Stakeholders in the cocoa sector are advocating for less application of pesticides to protect farmers and also avoid a global ban on Ghana’s cocoa beans.
This follows a research conducted by the Conservation Alliance titled ‘Pesticides Application within Ghana’s Cocoa Production Landscape’, which showed that many farmers are unaware of the dangers associated with the abuse of pesticides.
According to the research, pesticides such as Confidor and Condo, used mainly in cocoa farming, are also misused by some vegetable farmers – posing a threat to humans.
Speaking to the B&FT after a workshop in Accra, the Programmes Manager of Conservation Alliance, Raymond Owusu-Achiaw, said it is time to review the Cocoa Pest and Disease Control (CODAPEC) programme to discourage the use of pesticides which have been banned in Europe.
“If Europe has banned the use of certain pesticides and is still producing it for us, then it is time to look at the CODAPEC programme and review it,” he said, adding that in the cocoa sustainability programme pesticides should be a last resort for farmers.
He stated that some of the pesticides supplied to cocoa farmers in Ghana have been phased-out in the European Union (EU) due to the dangers associated with those chemicals.
“What we are saying to the policymakers is: look at your policies.

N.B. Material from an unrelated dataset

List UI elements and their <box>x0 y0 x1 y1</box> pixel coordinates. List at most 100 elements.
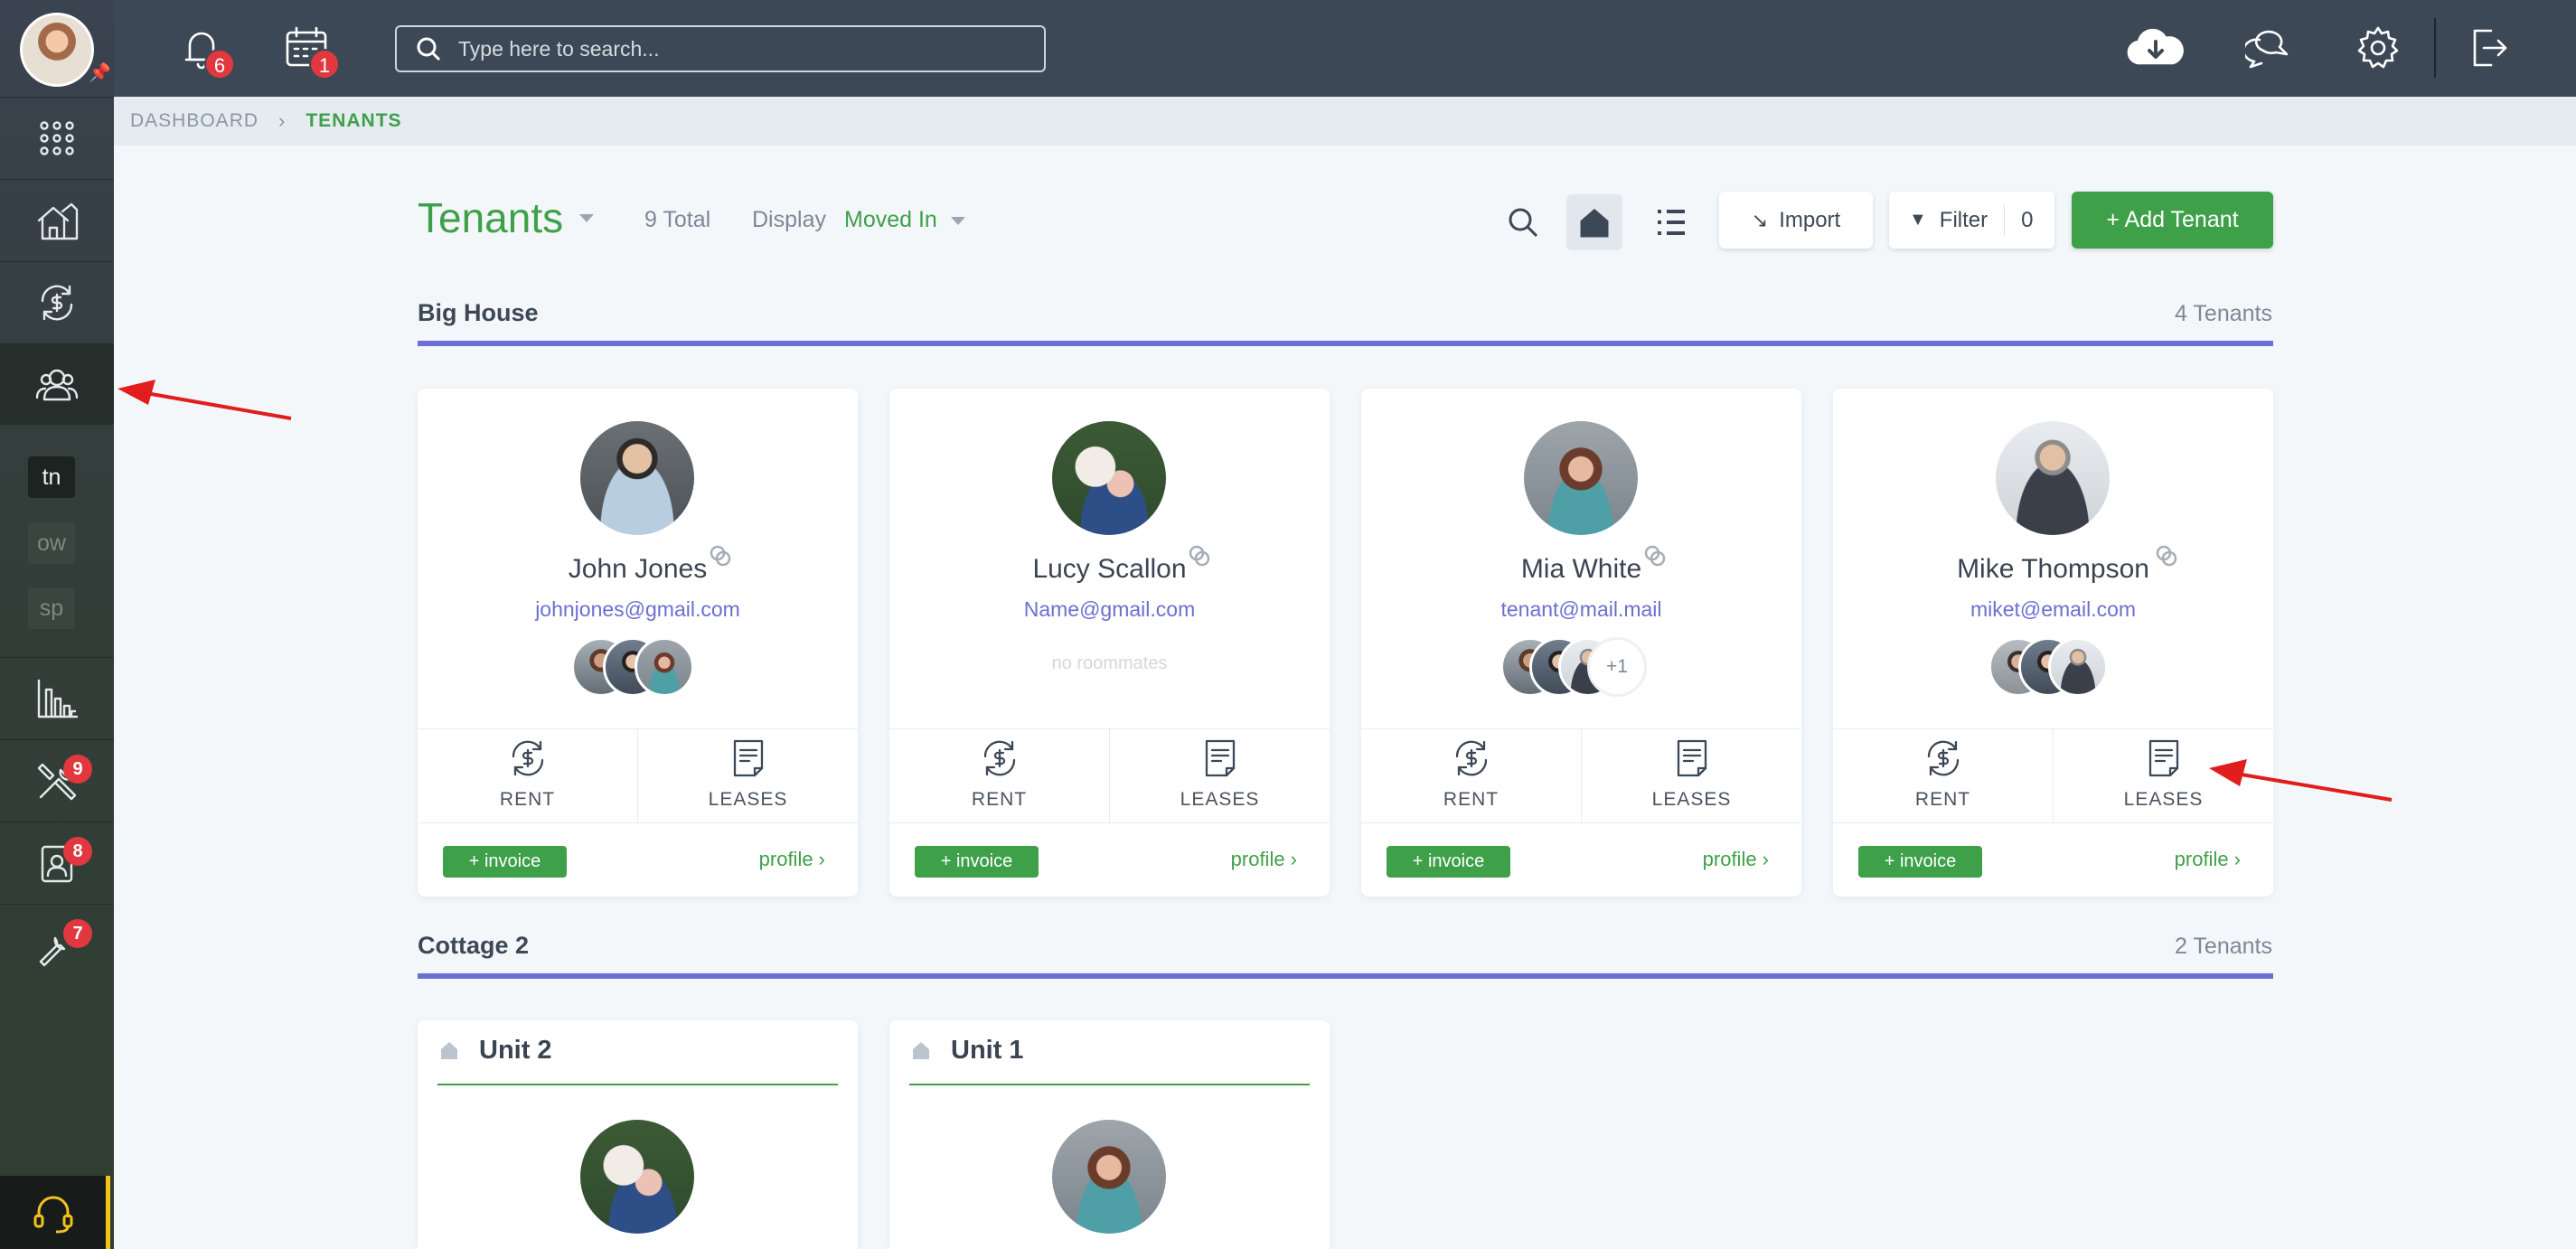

Look at other places like the EU. If the EU is producing these pesticides but says they are hazardous, why are you importing them? Find ways and means to phase them out. We are putting the health of our farmers in danger,” he stressed.
Citing Mozambique as an example, Mr. Owusu-Achiaw said Ghana can learn from the southern African country by banning some pesticides and encouraging the use of organic pesticides.
He mentioned, for example, that some of the pesticides have been identified to be hazardous to the point of killing insects which help in the process of pollination. “The bees and other important insects that help in the process of pollination are all being destroyed by these pesticides.”
He pointed out that cocoa farmers can adopt farming practices which are less harmful in controlling pests; such as mechanical systems, biological systems and pruning.
Highlighting other recommendations in the research, Mr. Owusu-Achiaw disclosed that most farmers in rural areas are not getting access to subsidised farm inputs distributed by government. This, he said, has increased the cost of production for these farmers who are mostly smallholders.
“We realised most of them do not belong to cooperatives, that was one of the challenges. Most of the farmers are not getting access to inputs like fertiliser. COCOBOD is working on it by urging farmers to join cooperatives,” he said.
The Conservation Alliance of Ghana is a non-profit organisation that serves as a catalyst for biodiversity conservation and improved socioeconomic conditions in African communities.
The organisation uses its grant for undertaking campaigns to mainstream biodiversity conservation into cocoa production landscapes across the country.